Сто лет с тех пор прошло, а Ева у них все равно была «такая девочка», и ее душевное спокойствие было хрупким, трепетным и чрезвычайно уязвимым.
– Дело, конечно, хозяйское, – со всей возможной невозмутимостью пожала плечами Полина, – но, по-моему, ты, как обычно, многовато трагизма напускаешь. Да ты что, рыбка, – подмигнула она, – это же очень стильно! Купишь колясочку такую длинненькую, ленточек разноцветных понавертишь на одеяльца, сама красотка, муж молодой, детишки штабелями сложены и носами чмокают. Супер!
– Такой же супер, как я красотка. – Ева изо всех сил старалась казаться спокойной. – Ладно, дело не во мне.
– Дело, конечно, опять в Темке, – хмыкнула Полина. – Елки-палки, да сколько можно о нем переживать?! Он и правда взрослый уже, сам о себе подумает!
– Да как же он о себе подумает?! – Евино показное спокойствие исчезло мгновенно, как будто она стряхнула его с себя. – Как он о себе будет думать, когда ему на себя в этом случае вообще сил не останется? Ты же сама это понимаешь, Полина, ну зачем ты глупости говоришь! Чтобы меня успокоить? Как будто я не представляю, сколько памперсы стоят, сколько ползунки, сколько всякие баночки-скляночки!
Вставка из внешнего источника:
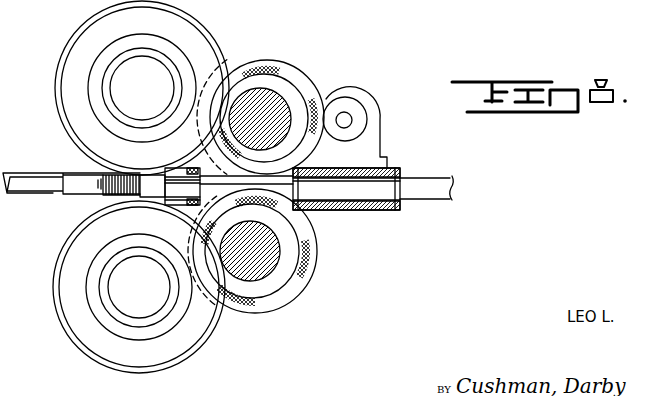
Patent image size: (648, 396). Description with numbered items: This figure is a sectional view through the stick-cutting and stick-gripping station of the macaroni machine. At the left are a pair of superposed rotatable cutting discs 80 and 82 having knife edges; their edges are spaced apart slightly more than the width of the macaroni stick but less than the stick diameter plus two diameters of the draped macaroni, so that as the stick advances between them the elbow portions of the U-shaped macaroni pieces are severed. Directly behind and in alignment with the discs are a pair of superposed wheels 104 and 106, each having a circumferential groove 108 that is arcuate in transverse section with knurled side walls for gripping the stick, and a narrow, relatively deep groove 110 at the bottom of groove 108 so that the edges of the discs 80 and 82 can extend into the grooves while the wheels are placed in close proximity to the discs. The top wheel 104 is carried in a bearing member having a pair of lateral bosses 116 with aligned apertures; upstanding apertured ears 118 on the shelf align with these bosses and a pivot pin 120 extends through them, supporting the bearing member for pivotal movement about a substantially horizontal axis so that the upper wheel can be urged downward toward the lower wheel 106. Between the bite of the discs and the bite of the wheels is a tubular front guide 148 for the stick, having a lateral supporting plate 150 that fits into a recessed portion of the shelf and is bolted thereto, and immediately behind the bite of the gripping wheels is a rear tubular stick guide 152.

Он о фотоаппарате мечтает хорошем, я же знаю, хотя он мне не говорит, это и сейчас почти несбыточно, но сейчас все-таки… А если… Какой там фотоаппарат! Вместо фотоаппарата, вместо всего – длинная колясочка с ленточками, – с горечью произнесла она.
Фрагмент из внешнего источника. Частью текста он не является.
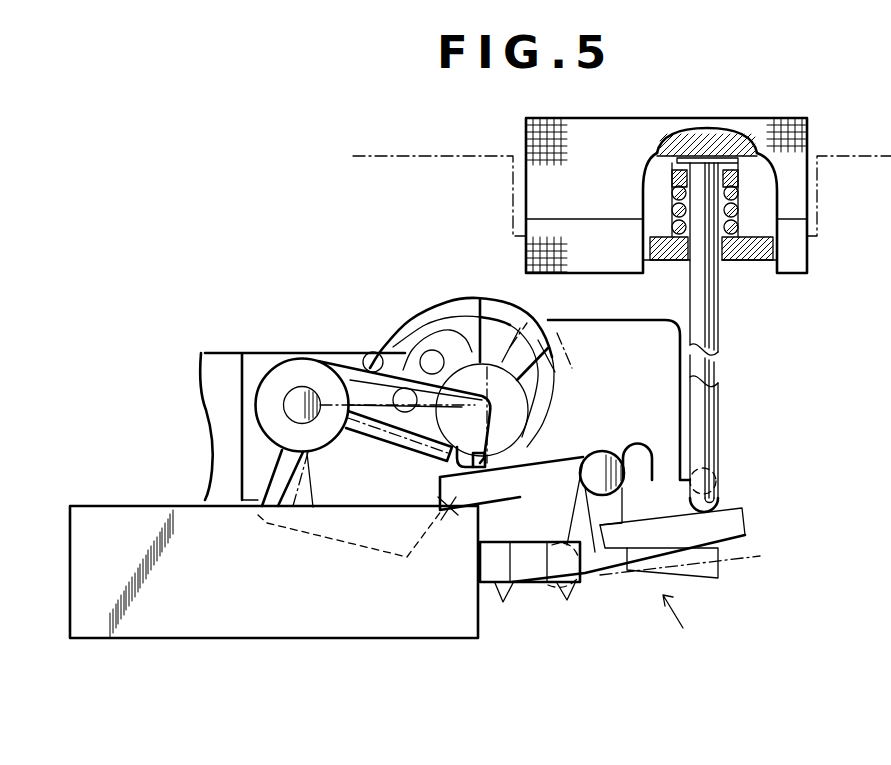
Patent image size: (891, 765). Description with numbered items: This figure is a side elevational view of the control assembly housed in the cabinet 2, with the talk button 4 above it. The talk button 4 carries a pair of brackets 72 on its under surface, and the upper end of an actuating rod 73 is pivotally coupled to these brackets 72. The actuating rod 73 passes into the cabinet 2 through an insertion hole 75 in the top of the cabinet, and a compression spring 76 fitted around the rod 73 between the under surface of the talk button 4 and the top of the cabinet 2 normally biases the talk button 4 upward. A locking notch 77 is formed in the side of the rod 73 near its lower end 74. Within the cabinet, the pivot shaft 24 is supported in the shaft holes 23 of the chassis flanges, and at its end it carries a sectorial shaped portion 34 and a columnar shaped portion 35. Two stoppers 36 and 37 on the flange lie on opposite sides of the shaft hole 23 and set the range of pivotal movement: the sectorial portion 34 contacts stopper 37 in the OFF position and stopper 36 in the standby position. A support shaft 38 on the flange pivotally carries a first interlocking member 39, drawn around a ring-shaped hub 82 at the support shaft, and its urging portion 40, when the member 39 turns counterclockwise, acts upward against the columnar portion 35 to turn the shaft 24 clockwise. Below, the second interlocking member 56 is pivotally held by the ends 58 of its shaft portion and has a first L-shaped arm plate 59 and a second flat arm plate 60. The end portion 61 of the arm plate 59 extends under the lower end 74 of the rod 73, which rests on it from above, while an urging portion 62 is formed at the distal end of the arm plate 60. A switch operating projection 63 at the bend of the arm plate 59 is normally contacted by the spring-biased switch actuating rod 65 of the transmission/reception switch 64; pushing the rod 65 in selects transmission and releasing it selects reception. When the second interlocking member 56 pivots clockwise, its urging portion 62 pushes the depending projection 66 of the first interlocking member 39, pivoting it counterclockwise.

The cabinet 2 is at (445, 156).
The talk button 4 is at (702, 118).
The shaft holes 23 is at (553, 425).
The pivot shaft 24 is at (458, 355).
The sectorial shaped portion 34 is at (538, 348).
The columnar shaped portion 35 is at (378, 352).
The stopper 36 is at (484, 306).
The stopper 37 is at (590, 452).
The support shaft 38 is at (284, 412).
The first interlocking member 39 is at (335, 364).
The urging portion 40 is at (412, 432).
The second interlocking member 56 is at (689, 626).
The ends of shaft portion 58 is at (630, 452).
The first L-shaped arm plate 59 is at (718, 550).
The second arm plate 60 is at (473, 510).
The end portion 61 is at (630, 525).
The urging portion 62 is at (528, 468).
The switch operating projection 63 is at (563, 586).
The transmission/reception switch 64 is at (404, 628).
The switch actuating rod 65 is at (530, 586).
The depending projection 66 is at (455, 458).
The brackets 72 is at (672, 178).
The actuating rod 73 is at (714, 420).
The lower end 74 is at (722, 508).
The insertion hole 75 is at (690, 250).
The compression spring 76 is at (738, 210).
The locking notch 77 is at (718, 480).
The pivot bushing 82 is at (284, 372).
Полина поняла, что обмануть сестру ей не удалось. Да она и не очень надеялась, если честно. Евина необычность проявлялась еще и в том, что она видела жизнь насквозь, как рентгеном просвечивала; видела что-то такое, что было в жизни главным. Конечно, ее не провести было глупыми разговорами про стильные ленточки!
– Ева, поговори с Темкой, а? – отбросив задорный тон, просительно сказала Полина. – Его ведь дети, не от непорочного же, в самом деле, зачатия.
– Я и так знаю, что он скажет. – Евины светлые глаза полыхали таким пожаром, что казались темными. Полина никогда не видела ее такой и почувствовала, как от неожиданности и непонятности этого пожара у нее самой внутри начинается тревожная дрожь. – Что он взрослый и что он вполне в силах… Не надо мне было этого делать! – вдруг произнесла она таким совсем уж страшным тоном, что Полина поежилась. – Вот ты мне все время твердишь: думай о себе, думай о себе. Я подумала о себе – и что? Ах, хотела ребенка, ах, последний шанс! А для него этот мой последний шанс чем обернется?
«Чтобы я когда-нибудь… – мелькнуло в голове у Полины. – Любовь… Да пропади она пропадом, эта любовь!»
Она молчала, не зная, что сказать и надо ли что-нибудь говорить. Молчала и Ева.